Mariestad proved a short distraction from our main objective. It was market day and the stalls selling spring flowers and Easter bits and pieces caught our eye immediately with the bright colours and bustling crowds of people. Whilst there, we popped into the tourist office and accepted the offer of an English language walking guide to the old town and set off to take a look at some remarkable old buildings.
In stark contrast to many of the other pavements we've walked since being here, these paths were completely clear of grit. In fact, we admired the smooth surface provided for prams and wheelchair users and the total lack of obstacles and other hazards.

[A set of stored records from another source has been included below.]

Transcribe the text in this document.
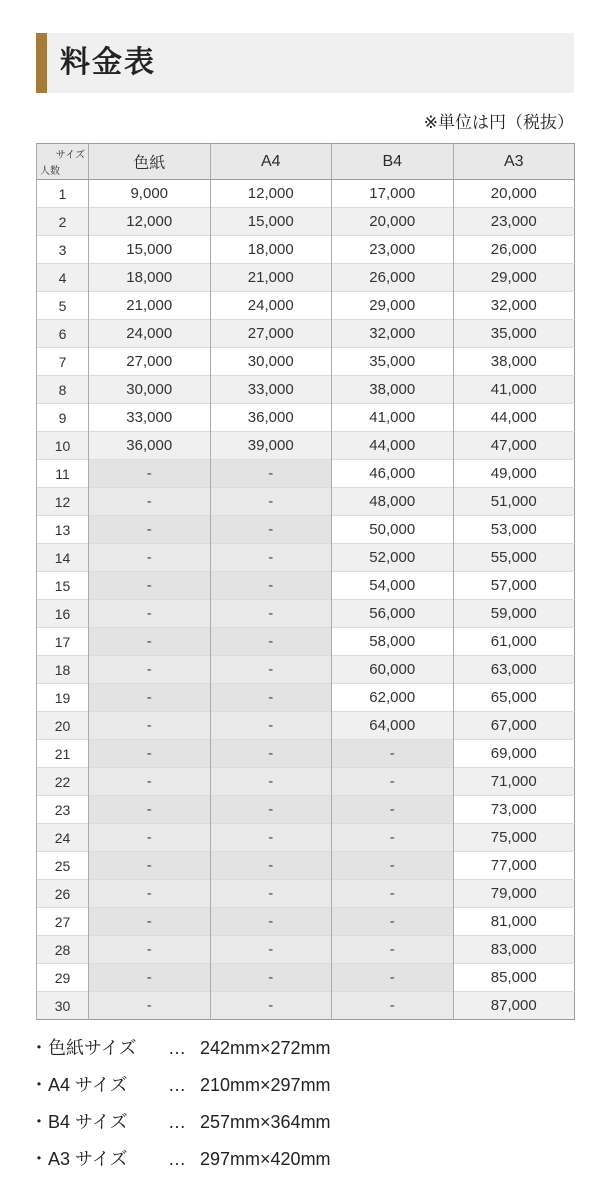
料金表
※単位は円（税抜）
サイズ
人数	色紙	A4	B4	A3
1	9,000	12,000	17,000	20,000
2	12,000	15,000	20,000	23,000
3	15,000	18,000	23,000	26,000
4	18,000	21,000	26,000	29,000
5	21,000	24,000	29,000	32,000
6	24,000	27,000	32,000	35,000
7	27,000	30,000	35,000	38,000
8	30,000	33,000	38,000	41,000
9	33,000	36,000	41,000	44,000
10	36,000	39,000	44,000	47,000
11	-	-	46,000	49,000
12	-	-	48,000	51,000
13	-	-	50,000	53,000
14	-	-	52,000	55,000
15	-	-	54,000	57,000
16	-	-	56,000	59,000
17	-	-	58,000	61,000
18	-	-	60,000	63,000
19	-	-	62,000	65,000
20	-	-	64,000	67,000
21	-	-	-	69,000
22	-	-	-	71,000
23	-	-	-	73,000
24	-	-	-	75,000
25	-	-	-	77,000
26	-	-	-	79,000
27	-	-	-	81,000
28	-	-	-	83,000
29	-	-	-	85,000
30	-	-	-	87,000
・ 色紙サイズ	… 242mm×272mm
・ A4 サイズ	… 210mm×297mm
・ B4 サイズ	… 257mm×364mm
・ A3 サイズ	… 297mm×420mm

The secret lay just around the corner. The road sweepers were in town and working hard at sweeping up all the grit and gravel which had accumulated during the winter. This must be quite some task.
Stepping inside the cathedral, we found the light and airy space quite surprising and the contrast between the heavily decorated and the rather plainer areas very pleasing. One small motif continued throughout - the stylised wheatsheaf motif was to be found on the woodwork, each pew end and also in the stained glass of the windows.
By now it was lunchtime and we still had not seen much of that huge lake. We walked along the last stretch of the recommended route and came across a fine view.
OK. Enough to convince us that the lake really did exist, but perhaps not enough to satisfy our wish to see more of it. We continued our drive south and headed towards Lidkoping and on to another recommended place, according to our guidebook.
Lacko Slott was described as a "fairytale castle on the lake" and though it wasn't quite as we'd imagined, this description was correct. Sadly, it being only April, the place was deserted except for a few workmen and won't open to visitors for another month or two. But we managed a walk around and a short explore of the area around it, including a walk to the lakeside.